Thu, 07 Apr 2005

Not Just Indiana

I have followed with a sense of incredulous amusement the absolute fixation of the new Indiana government on daylight savings time - some of these guys are more obsessed with passing it than this old curmudgeon is obsessed with stopping it. It's gotten to the point that these people are ceasing work on infrastructure improvements, taxation, public works and nearly everything else in an attempt to ram DST down the throats of a Hoosier public that either doesn't want it or couldn't care less one way or another. And I can't for the life of me figure out why.

Few local links here (as the Indianapolis Star archives go offline after a few days) but the short story is that the bill to institute this nutty scheme was first passed, then died getting out of the House when the Democrats "pulled a Texas" and left the building, not allowing the chamber to gain a quorum. The bill was resurrected (over much more substantial and to my mind, important, legislation) and rammed through the House again - only to be amended in a fashion that it's supporters find impossible to accept - it would allow individual counties to opt out! So that's now in a conference committee, and faces a threatened court challenge!

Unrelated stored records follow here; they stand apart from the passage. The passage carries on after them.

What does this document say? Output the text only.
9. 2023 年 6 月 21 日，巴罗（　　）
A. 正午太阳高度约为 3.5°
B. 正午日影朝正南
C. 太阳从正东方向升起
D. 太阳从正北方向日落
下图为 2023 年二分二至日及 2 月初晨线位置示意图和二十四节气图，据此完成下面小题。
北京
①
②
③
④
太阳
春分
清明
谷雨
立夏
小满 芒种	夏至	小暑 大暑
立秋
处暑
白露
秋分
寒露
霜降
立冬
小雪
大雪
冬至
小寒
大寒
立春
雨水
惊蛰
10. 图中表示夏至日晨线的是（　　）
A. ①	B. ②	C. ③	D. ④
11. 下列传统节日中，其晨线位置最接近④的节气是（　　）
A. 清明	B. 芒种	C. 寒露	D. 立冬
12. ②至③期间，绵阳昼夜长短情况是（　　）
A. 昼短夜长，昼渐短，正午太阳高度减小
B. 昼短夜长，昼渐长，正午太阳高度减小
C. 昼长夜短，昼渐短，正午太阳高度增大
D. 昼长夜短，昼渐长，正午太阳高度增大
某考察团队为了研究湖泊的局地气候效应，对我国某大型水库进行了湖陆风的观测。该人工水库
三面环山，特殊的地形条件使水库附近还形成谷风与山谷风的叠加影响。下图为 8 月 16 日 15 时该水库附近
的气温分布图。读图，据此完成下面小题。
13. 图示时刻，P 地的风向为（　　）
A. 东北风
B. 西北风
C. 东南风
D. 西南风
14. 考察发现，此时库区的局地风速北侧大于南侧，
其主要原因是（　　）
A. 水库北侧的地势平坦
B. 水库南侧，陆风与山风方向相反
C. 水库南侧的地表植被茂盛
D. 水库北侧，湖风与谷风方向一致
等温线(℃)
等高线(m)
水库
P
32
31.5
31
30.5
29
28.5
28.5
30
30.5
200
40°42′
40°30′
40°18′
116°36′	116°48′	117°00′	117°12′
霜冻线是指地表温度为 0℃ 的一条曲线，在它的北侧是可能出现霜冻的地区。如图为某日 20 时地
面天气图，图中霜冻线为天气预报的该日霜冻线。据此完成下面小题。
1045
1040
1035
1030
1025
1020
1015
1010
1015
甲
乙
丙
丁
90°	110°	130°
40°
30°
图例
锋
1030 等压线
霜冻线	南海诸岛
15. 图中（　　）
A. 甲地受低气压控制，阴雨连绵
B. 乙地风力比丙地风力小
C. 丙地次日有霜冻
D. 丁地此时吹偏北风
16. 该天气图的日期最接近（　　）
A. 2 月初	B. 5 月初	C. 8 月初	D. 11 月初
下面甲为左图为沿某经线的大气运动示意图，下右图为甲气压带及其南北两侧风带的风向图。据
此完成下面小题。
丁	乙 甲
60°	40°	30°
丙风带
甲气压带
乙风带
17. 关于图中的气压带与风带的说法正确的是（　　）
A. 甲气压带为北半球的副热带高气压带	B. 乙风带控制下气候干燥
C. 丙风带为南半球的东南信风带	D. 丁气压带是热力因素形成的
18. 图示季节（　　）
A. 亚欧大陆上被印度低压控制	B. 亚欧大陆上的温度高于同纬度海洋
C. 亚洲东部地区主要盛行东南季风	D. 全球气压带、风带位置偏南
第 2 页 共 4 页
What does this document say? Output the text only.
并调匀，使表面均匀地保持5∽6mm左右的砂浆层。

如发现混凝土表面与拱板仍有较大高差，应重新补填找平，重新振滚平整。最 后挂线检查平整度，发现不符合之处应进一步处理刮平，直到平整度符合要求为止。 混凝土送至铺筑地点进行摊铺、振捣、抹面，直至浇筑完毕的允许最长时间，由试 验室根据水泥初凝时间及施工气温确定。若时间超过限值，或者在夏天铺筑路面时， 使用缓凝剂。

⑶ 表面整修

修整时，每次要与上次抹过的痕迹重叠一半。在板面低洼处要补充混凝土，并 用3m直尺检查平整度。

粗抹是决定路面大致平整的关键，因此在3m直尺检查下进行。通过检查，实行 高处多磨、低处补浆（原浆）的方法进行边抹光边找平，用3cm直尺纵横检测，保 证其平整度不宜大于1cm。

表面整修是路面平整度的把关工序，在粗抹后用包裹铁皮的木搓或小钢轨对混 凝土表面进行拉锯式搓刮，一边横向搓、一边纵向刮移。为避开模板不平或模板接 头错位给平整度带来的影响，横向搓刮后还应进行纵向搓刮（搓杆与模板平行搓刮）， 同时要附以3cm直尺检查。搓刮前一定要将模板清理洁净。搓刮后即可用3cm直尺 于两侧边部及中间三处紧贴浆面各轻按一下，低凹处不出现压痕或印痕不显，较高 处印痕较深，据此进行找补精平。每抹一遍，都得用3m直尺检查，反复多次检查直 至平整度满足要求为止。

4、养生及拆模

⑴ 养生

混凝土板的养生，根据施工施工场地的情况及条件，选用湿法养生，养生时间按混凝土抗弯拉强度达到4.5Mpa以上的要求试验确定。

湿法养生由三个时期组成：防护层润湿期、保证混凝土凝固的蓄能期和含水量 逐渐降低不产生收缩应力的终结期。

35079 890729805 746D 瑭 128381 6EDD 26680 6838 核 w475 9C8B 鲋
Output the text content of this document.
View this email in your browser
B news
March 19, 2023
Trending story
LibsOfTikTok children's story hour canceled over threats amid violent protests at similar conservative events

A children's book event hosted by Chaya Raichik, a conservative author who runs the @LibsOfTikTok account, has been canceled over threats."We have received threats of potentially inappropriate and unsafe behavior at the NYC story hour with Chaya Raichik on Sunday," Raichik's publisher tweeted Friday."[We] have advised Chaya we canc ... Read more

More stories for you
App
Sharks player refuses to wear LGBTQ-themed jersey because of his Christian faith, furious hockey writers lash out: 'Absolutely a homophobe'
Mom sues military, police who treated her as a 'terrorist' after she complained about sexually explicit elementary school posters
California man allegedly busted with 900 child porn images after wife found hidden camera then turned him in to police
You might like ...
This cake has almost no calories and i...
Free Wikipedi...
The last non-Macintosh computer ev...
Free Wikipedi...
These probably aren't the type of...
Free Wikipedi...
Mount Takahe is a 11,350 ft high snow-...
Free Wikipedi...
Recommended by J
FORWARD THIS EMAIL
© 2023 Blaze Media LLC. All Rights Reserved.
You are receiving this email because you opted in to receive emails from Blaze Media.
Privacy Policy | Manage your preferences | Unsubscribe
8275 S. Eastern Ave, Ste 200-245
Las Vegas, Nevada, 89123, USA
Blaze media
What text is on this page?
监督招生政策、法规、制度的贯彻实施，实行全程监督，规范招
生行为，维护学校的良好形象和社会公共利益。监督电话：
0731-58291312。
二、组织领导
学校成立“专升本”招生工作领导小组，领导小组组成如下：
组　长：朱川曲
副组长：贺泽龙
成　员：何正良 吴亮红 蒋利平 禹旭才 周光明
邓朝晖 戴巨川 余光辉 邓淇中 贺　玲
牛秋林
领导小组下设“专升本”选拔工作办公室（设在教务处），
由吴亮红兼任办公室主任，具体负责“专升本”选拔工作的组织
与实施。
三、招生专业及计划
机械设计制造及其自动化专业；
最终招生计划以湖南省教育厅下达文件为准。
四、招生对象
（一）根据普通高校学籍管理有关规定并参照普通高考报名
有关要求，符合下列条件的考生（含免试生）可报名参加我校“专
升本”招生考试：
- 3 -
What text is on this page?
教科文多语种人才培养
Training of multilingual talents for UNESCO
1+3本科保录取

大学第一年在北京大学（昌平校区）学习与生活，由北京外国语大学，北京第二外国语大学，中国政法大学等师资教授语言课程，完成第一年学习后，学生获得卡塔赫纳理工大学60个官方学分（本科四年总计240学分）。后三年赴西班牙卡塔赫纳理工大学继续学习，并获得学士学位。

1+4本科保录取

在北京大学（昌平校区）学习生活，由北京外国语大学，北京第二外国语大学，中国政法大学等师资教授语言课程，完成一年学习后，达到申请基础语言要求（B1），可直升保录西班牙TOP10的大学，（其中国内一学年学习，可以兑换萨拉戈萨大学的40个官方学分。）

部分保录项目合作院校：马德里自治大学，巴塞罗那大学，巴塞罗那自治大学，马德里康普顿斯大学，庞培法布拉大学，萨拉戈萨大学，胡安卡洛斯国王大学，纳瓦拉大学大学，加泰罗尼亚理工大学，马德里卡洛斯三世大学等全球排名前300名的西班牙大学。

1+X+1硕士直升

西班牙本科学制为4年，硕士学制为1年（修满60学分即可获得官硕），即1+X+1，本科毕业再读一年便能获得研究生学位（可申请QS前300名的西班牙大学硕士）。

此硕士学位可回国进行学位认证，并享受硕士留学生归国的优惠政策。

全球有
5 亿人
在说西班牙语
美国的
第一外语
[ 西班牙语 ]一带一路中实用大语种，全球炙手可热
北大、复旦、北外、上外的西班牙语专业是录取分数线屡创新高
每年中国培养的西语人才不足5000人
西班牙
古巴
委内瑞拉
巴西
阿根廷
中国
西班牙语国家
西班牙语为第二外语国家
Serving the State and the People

But time stupidity is not just the province of the Indiana Legislature - apparently it's infected Congress as well.

Congress also is debating daylight-saving time. Wednesday, a U.S. House committee adopted an amendment by Rep. Fred Upton, R-Mich., that would extend daylight-saving time by two months...

"Extending daylight-saving time makes sense, especially with skyrocketing energy costs," Upton said. "The more daylight we have, the less electricity we use. It is that simple."

In that case, Rep. Upton, why don't we just move our clocks ahead by 12 hours and eliminate darkness entirely? Think of the energy savings!

The latest twist in the daylight-saving time saga calls for the House to vote today on the bill and let the Senate -- if the measure makes it that far -- deal with a provision that is illegal.

(link) [Indianapolis Star]

Update: Apparently I'm not the only paleo-conservative out there who thinks DST is a stupid ritual, with "the malodorous whiff of industrial policy". Lot's of good history in this article, too.